States enrolled in the FirstNet first responder network will see their emergency personnel given priority access to communications networks for the first time, AT&T announced Tuesday.
The telecom giant — the federal contractor for the First Responder Network Authority — said in a statement that “ruthless preemption” is now available to states and territories that opted into FirstNet and subscribe to its service.
The service prioritizes first responder communications and, in the event networks become congested as a result of emergencies or large gatherings, shifts non-emergency traffic to another line so emergency calls, texts and data transmissions can get through.
AT&T said preemption was a top priority of public safety officials during negotiations and noted that the company met its goal of deploying the service by the end of the year.
“This is game-changing for first responders, and as far as we know, this is the first-ever launch of preemption at this scale in the world,” Chris Sambar, who heads AT&T’s FirstNet operations, said in the statement.
The company added that states that opt out of FirstNet will not be able to offer similar services until an alternative plan is approved and Band 14 is deployed, “which will likely take years.”
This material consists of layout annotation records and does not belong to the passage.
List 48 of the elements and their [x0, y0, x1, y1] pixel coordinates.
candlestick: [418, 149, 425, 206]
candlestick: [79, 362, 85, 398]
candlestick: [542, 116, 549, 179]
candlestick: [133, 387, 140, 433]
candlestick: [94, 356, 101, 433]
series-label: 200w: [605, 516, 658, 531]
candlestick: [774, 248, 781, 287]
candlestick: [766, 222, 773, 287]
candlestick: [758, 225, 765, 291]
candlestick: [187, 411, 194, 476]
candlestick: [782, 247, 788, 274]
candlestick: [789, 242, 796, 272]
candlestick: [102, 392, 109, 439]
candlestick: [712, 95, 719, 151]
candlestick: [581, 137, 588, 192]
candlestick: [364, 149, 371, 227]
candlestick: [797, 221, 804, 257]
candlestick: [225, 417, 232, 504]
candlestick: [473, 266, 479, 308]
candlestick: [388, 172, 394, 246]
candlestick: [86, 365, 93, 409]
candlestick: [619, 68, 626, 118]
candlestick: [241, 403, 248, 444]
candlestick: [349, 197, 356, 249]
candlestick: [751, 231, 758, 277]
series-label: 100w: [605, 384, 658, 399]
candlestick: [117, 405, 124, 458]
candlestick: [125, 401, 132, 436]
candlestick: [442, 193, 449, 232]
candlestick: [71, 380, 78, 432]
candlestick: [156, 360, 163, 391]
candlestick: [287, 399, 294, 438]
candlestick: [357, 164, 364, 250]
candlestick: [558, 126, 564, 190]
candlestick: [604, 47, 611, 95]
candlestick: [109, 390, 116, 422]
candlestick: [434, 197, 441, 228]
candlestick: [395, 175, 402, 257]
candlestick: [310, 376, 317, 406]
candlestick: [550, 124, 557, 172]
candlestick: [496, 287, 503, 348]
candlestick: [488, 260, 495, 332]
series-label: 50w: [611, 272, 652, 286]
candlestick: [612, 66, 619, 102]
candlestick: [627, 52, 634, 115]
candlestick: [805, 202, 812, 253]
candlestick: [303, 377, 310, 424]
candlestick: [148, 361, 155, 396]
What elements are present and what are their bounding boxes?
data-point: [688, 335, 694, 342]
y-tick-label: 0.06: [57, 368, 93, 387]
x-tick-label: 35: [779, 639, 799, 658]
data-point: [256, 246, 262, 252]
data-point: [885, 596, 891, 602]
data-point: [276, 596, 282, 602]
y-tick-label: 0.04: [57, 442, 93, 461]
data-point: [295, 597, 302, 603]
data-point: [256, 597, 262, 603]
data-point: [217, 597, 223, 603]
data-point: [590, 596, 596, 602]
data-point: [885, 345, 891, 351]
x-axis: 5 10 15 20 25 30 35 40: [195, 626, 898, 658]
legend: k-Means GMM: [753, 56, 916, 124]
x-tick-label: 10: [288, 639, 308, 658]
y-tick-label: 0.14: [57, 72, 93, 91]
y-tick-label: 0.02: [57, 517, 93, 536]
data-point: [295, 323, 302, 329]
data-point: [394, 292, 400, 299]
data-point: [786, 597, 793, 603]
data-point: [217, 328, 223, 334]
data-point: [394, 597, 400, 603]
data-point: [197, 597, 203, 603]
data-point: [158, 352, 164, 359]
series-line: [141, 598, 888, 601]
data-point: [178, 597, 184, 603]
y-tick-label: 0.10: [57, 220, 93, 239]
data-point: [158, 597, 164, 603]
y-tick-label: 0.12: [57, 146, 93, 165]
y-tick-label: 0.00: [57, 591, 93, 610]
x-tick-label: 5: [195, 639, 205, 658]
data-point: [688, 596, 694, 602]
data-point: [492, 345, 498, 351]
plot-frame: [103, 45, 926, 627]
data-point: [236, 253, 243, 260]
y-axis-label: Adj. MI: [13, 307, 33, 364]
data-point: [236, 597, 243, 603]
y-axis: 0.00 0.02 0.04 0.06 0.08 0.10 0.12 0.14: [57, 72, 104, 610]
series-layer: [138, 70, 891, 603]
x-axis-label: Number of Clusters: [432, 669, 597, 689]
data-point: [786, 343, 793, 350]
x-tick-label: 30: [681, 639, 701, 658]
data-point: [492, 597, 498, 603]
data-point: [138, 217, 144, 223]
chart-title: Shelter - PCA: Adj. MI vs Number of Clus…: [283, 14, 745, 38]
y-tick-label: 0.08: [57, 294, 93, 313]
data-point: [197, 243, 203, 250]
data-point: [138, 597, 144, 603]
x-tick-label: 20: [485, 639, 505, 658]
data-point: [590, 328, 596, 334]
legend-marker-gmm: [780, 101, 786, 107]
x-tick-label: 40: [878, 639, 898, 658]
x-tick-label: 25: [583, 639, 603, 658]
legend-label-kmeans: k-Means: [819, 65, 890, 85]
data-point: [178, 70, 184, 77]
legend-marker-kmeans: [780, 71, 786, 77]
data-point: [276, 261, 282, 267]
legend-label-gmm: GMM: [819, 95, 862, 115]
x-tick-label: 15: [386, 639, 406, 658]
Rival companies competing with FirstNet for state contracts have criticized the authority’s lack of transparency and flexibility over the 25-year life of the contract. Thirty-four states indicated plans to opt in to FirstNet, while New Hampshire plans to build an alternate network with Rivada Networks.
Remaining states face a Dec. 28 deadline to opt in or consider rival bids.
“The launch of preemption is a tremendous achievement for public safety personnel — who have asked for, fought for and needed this solution for years,” added FirstNet CEO Mike Poth.